Ein blendender Blitz zuckte auf.
«Die Schokolade ist weg!» schrie Großvater Josef und fuchtelte mit den Armen in der Luft herum.
Er hatte recht. Die ganze riesige Tafel Schokolade hatte sich in Luft aufgelöst!
«Sie ist unterwegs!» rief Herr Wonka. «Sie fliegt jetzt in Millionen klitzekleinen Stückchen über unseren Köpfen durch die Luft! Schnell, kommt mit!» Herr Wonka lief zu dem großen Fernsehgerät, und seine Gäste liefen hinter ihm her. «Paßt auf, gleichkommt sie!»
Der Bildschirm flimmerte und wurde hell.
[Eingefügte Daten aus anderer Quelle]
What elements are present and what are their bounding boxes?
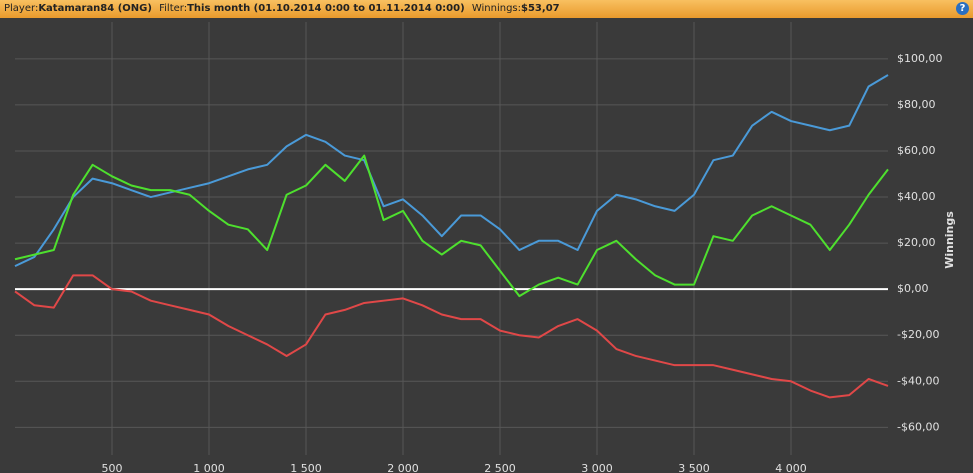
chart: Winnings -$60,00 -$40,00 -$20,00 $0,00 $20,0… [0,18,973,473]
x-tick-label: 1 500 [290,462,322,473]
header: Player:Katamaran84 (ONG) Filter:This mon… [0,0,973,18]
y-tick-label: $80,00 [897,98,936,111]
x-tick-label: 3 000 [581,462,613,473]
x-tick-label: 4 000 [775,462,807,473]
label: Filter: [159,3,188,14]
player: Katamaran84 (ONG) [38,3,152,14]
y-tick-label: -$20,00 [897,328,939,341]
y-tick-label: $100,00 [897,52,943,65]
y-tick-label: $60,00 [897,144,936,157]
y-tick-label: -$40,00 [897,374,939,387]
x-tick-label: 500 [102,462,123,473]
filter: This month (01.10.2014 0:00 to 01.11.201… [187,3,465,14]
series-line [14,274,889,399]
help-button[interactable]: ? [956,2,969,15]
x-tick-label: 2 000 [387,462,419,473]
label: Winnings: [471,3,522,14]
series-line [14,154,889,298]
x-tick-label: 3 500 [678,462,710,473]
x-tick-label: 1 000 [193,462,225,473]
winnings: $53,07 [521,3,560,14]
series-line [14,74,889,268]
y-axis-title: Winnings [943,211,956,269]
y-tick-label: $20,00 [897,236,936,249]
y-tick-label: $0,00 [897,282,929,295]
x-tick-label: 2 500 [484,462,516,473]
y-tick-label: -$60,00 [897,420,939,433]
y-tick-label: $40,00 [897,190,936,203]
label: Player: [4,3,39,14]
chart-background [0,18,973,473]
Und plötzlich erschien mitten auf dem Bildschirm eine kleine Tafel Schokolade.
«Nimm sie!» rief Herr Wonka aufgeregt.
«Nehmen? Das geht doch nicht! Es ist doch bloß ein Bild auf dem Bildschirm!» sagte Micky Schießer und lachte.
«Charlie, nimm du sie dir! Greif zu und nimm sie dir!»
Charlie streckte die Hand aus, berührte den Bildschirm mit den Fingerspitzen, und plötzlich hielt er wirklich und wahrhaftig eine Tafel Schokolade in der Hand! Er war so verblüfft, daß er sie beinahe fallen ließ.
«Iß sie auf!» rief Herr Wonka. «Los, beiß hinein und iß sie auf! Es ist genau die gleiche Tafel Schokolade wie vorhin! Sie ist unterwegs bloß kleiner geworden, das ist alles!»
«Einfach phantastisch!» meinte Großvater Josef atemlos. «Das ist... das ist... ein Wunder!»
«Stellt euch doch mal vor: Ihr sitzt zu Hause vor eurem Fernsehapparat, und plötzlich kommt eine Werbesendung, und eine Stimme sagt: ESST WONKA-SCHOKOLADE, DIE BESTE SCHOKOLADE DER WELT! WENN SIE ES NICHT GLAUBEN, DANN VERSUCHEN SIE DOCH MAL EIN STÜCK WONKA-SCHOKOLADE... GLEICH JETZT!... Und ihr streckt einfach die Hand aus und nehmt euch die Schokolade aus dem Fernsehapparat! Was sagt ihr dazu?»
«Kolossal!» rief Großvater Josef. «Das wird die Welt verändern!»